The building, its windows serving as targets for vandals, stood vacant for three years. It now has been substantially renovated, and already houses a center for preschool children and a county library branch. A computer learning center will open soon.
The city acquired the building from Prince George's County, and after a long search for a tenant, leased it to Early Learning Inc.
The Bethesda firm, which operates day-care centers at several Washington-area locations, hopes to attract the children of students attending the University of Maryland, according to Early Learning president Dennis Laskin. About 200 children already attend a day-care center the firm runs on the campus of Prince George's Community College.
Laskin said that the College Park preschool program opened last month but only a few children have enrolled so far. When it is in full swing, the program will be open from 7 a.m. to 6 p.m. and will have an enrollment of up to 80 children with a teacher-child ratio of 10 to one, he added. Children from 2 1/2 years through kindergarten age are accepted for a fee of $40 a month.
Under terms of the lease, Early Learning provides free space for the county library system's College Park branch, which had been crowded into a tiny room at the rear of the city's municipal building for nearly 15 years. At the school the library has more than half again as much space. The library move also frees badly needed space for city offices, according to City Administrator Leon N. Shore.
"We have picked up children, particularly," said assistant librarian Molly Holzbauer. "The children have no major thoroughfare to cross to get to us and it's quieter and much more low-key even though there's only 2 1/2 blocks difference."
Because the building needed extensive renovation, many would-be tenants were discouraged, Laskin said. He said he was able to finance the needed repairs because Early Learning received a federal Comprehensive Employment Training Act (CETA) grant, which provided much of the labor at no charge to Early Learning. Early Learning is paying for materials, which Laskin estimated will come to between $50,000 and $100,000 when the work is complete.
Laskin said the building required new wiring and plumbing and "half the building had no hot water." All of the windows were replaced, he said, and repairs must be made in the basement multipurpose room, where water has leaked in.

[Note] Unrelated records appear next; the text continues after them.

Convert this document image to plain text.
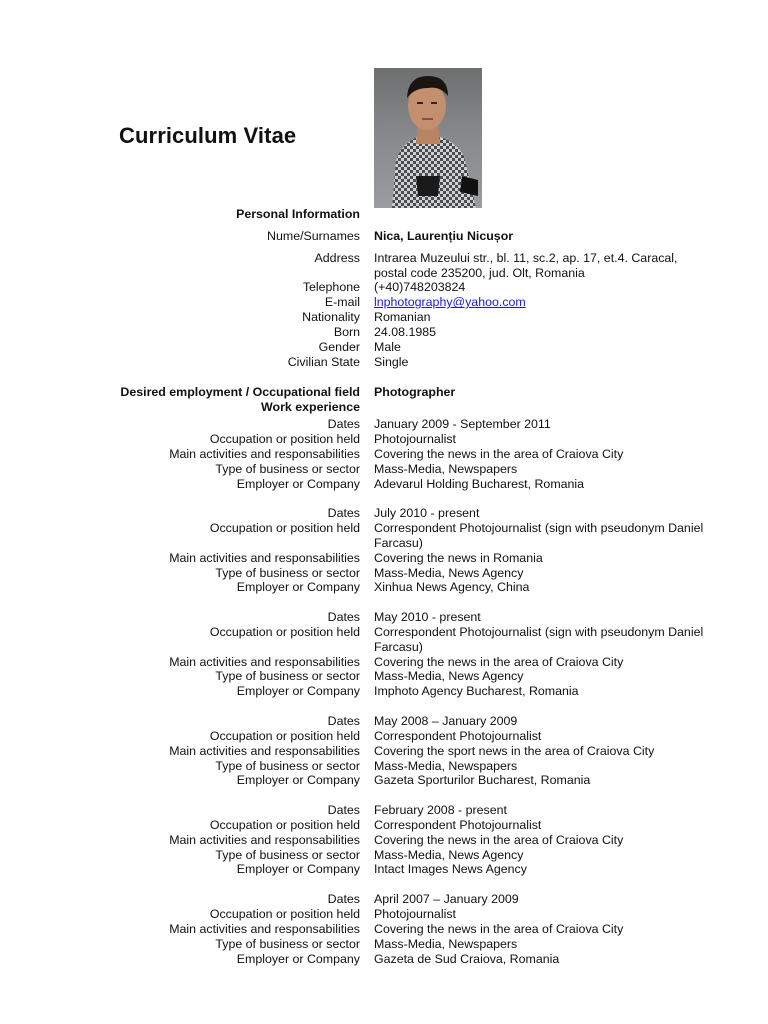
Curriculum Vitae
Personal Information
Nume/Surnames Nica, Laurențiu Nicușor
Address Intrarea Muzeului str., bl. 11, sc.2, ap. 17, et.4. Caracal, postal code 235200, jud. Olt, Romania
Telephone (+40)748203824
E-mail lnphotography@yahoo.com
Nationality Romanian
Born 24.08.1985
Gender Male
Civilian State Single
Desired employment / Occupational field Photographer
Work experience
Dates January 2009 - September 2011
Occupation or position held Photojournalist
Main activities and responsabilities Covering the news in the area of Craiova City
Type of business or sector Mass-Media, Newspapers
Employer or Company Adevarul Holding Bucharest, Romania
Dates July 2010 - present
Occupation or position held Correspondent Photojournalist (sign with pseudonym Daniel Farcasu)
Main activities and responsabilities Covering the news in Romania
Type of business or sector Mass-Media, News Agency
Employer or Company Xinhua News Agency, China
Dates May 2010 - present
Occupation or position held Correspondent Photojournalist (sign with pseudonym Daniel Farcasu)
Main activities and responsabilities Covering the news in the area of Craiova City
Type of business or sector Mass-Media, News Agency
Employer or Company Imphoto Agency Bucharest, Romania
Dates May 2008 – January 2009
Occupation or position held Correspondent Photojournalist
Main activities and responsabilities Covering the sport news in the area of Craiova City
Type of business or sector Mass-Media, Newspapers
Employer or Company Gazeta Sporturilor Bucharest, Romania
Dates February 2008 - present
Occupation or position held Correspondent Photojournalist
Main activities and responsabilities Covering the news in the area of Craiova City
Type of business or sector Mass-Media, News Agency
Employer or Company Intact Images News Agency
Dates April 2007 – January 2009
Occupation or position held Photojournalist
Main activities and responsabilities Covering the news in the area of Craiova City
Type of business or sector Mass-Media, Newspapers
Employer or Company Gazeta de Sud Craiova, Romania
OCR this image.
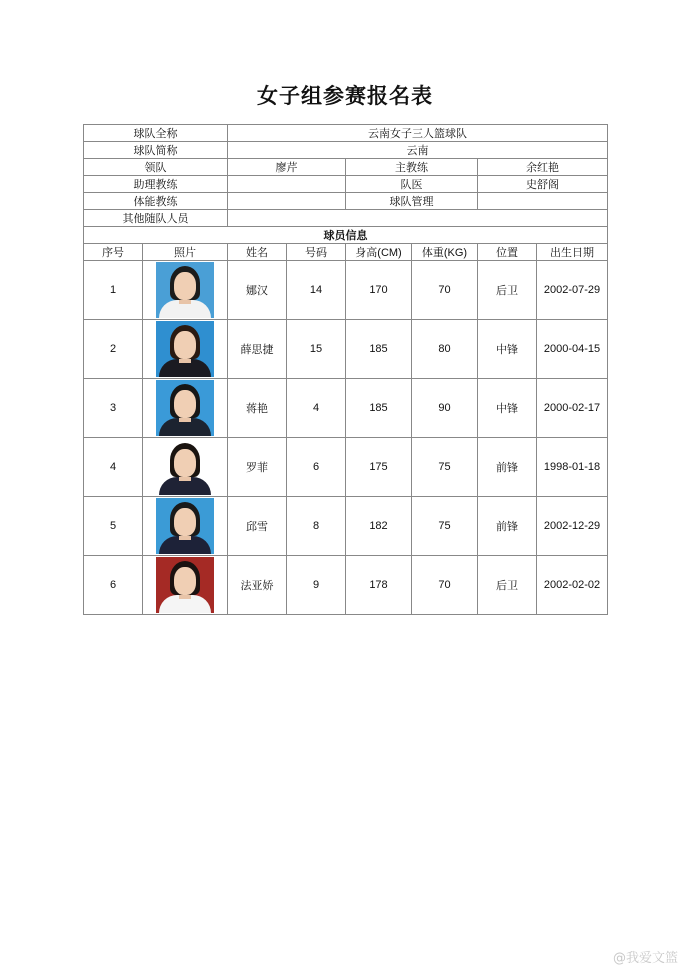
女子组参赛报名表
球队全称		云南女子三人篮球队					
球队简称		云南					
领队		廖芹		主教练		余红艳	
助理教练				队医		史舒阁	
体能教练				球队管理			
其他随队人员							
球员信息							
序号	照片	姓名	号码	身高(CM)	体重(KG)	位置	出生日期
1		娜汉	14	170	70	后卫	2002-07-29
2		薛思捷	15	185	80	中锋	2000-04-15
3		蒋艳	4	185	90	中锋	2000-02-17
4		罗菲	6	175	75	前锋	1998-01-18
5		邱雪	8	182	75	前锋	2002-12-29
6		法亚娇	9	178	70	后卫	2002-02-02
@我爱文篮
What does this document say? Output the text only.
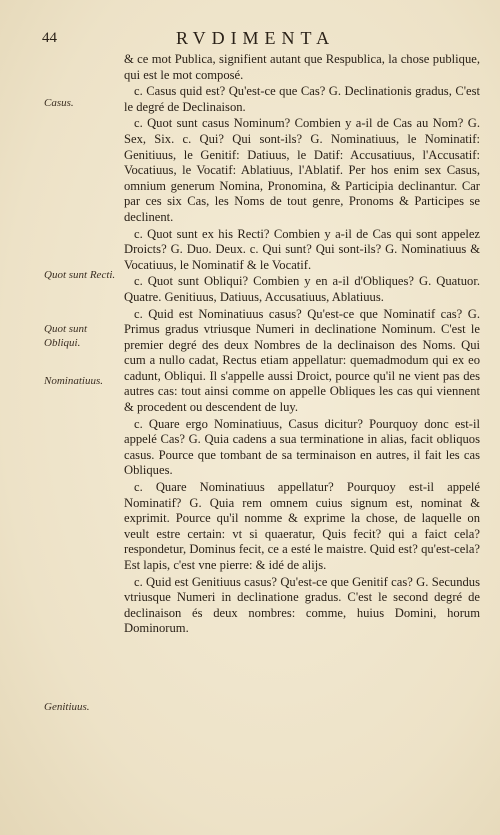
44	RVDIMENTA

Casus.

Quot sunt Recti.

Quot sunt Obliqui.

Nominatiuus.

Genitiuus.

& ce mot Publica, signifient autant que Respublica, la chose publique, qui est le mot composé.

c. Casus quid est? Qu'est-ce que Cas? G. Declinationis gradus, C'est le degré de Declinaison.

c. Quot sunt casus Nominum? Combien y a-il de Cas au Nom? G. Sex, Six. c. Qui? Qui sont-ils? G. Nominatiuus, le Nominatif: Genitiuus, le Genitif: Datiuus, le Datif: Accusatiuus, l'Accusatif: Vocatiuus, le Vocatif: Ablatiuus, l'Ablatif. Per hos enim sex Casus, omnium generum Nomina, Pronomina, & Participia declinantur. Car par ces six Cas, les Noms de tout genre, Pronoms & Participes se declinent.

c. Quot sunt ex his Recti? Combien y a-il de Cas qui sont appelez Droicts? G. Duo. Deux. c. Qui sunt? Qui sont-ils? G. Nominatiuus & Vocatiuus, le Nominatif & le Vocatif.

c. Quot sunt Obliqui? Combien y en a-il d'Obliques? G. Quatuor. Quatre. Genitiuus, Datiuus, Accusatiuus, Ablatiuus.

c. Quid est Nominatiuus casus? Qu'est-ce que Nominatif cas? G. Primus gradus vtriusque Numeri in declinatione Nominum. C'est le premier degré des deux Nombres de la declinaison des Noms. Qui cum a nullo cadat, Rectus etiam appellatur: quemadmodum qui ex eo cadunt, Obliqui. Il s'appelle aussi Droict, pource qu'il ne vient pas des autres cas: tout ainsi comme on appelle Obliques les cas qui viennent & procedent ou descendent de luy.

c. Quare ergo Nominatiuus, Casus dicitur? Pourquoy donc est-il appelé Cas? G. Quia cadens a sua terminatione in alias, facit obliquos casus. Pource que tombant de sa terminaison en autres, il fait les cas Obliques.

c. Quare Nominatiuus appellatur? Pourquoy est-il appelé Nominatif? G. Quia rem omnem cuius signum est, nominat & exprimit. Pource qu'il nomme & exprime la chose, de laquelle on veult estre certain: vt si quaeratur, Quis fecit? qui a faict cela? respondetur, Dominus fecit, ce a esté le maistre. Quid est? qu'est-cela? Est lapis, c'est vne pierre: & idé de alijs.

c. Quid est Genitiuus casus? Qu'est-ce que Genitif cas? G. Secundus vtriusque Numeri in declinatione gradus. C'est le second degré de declinaison és deux nombres: comme, huius Domini, horum Dominorum.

When repairs are completed, the multipurpose room will be available for community meetings and functions, he said.
As more public schools are closed, the empty buildings are becoming an increasing problem for municipalities faced with policing them and finding tenants or new uses.
Nineteen elementary schools and one junior high have been closed by the school board since 1977, according to Brian J. Porter, a spokesman for the county schools.
Irv Smith, special assistant to Hogan, said the county government wants to sell the vacant school buildings to bring the land back onto the tax rolls. County officials have received bids on eight of the schools but have not completed a sale yet. The trouble, Smith said, is that many need extensive repairs and carry debts that must be paid off to the State Board of Education.
When the College Park City Council approved the lease to Early Learning, some residents were opposed. Mayor St. Claire Reeves, in a blistering letter to the City Council, charged that the school did not have enough parking to accommodate the increased use and would add to traffic congestion along already heavily traveled Calvert Road. Reeves, who lives next door to the school, complained that because Early Learning charges fees for its preschool and computer courses, it is a business which violates the noncommercial character of the neighborhood.
"I guess it could be considered commercial in a way, but it (Early Learning) is non-profit," Shore said. The computer course will begin sometime this summer, according to Laskin.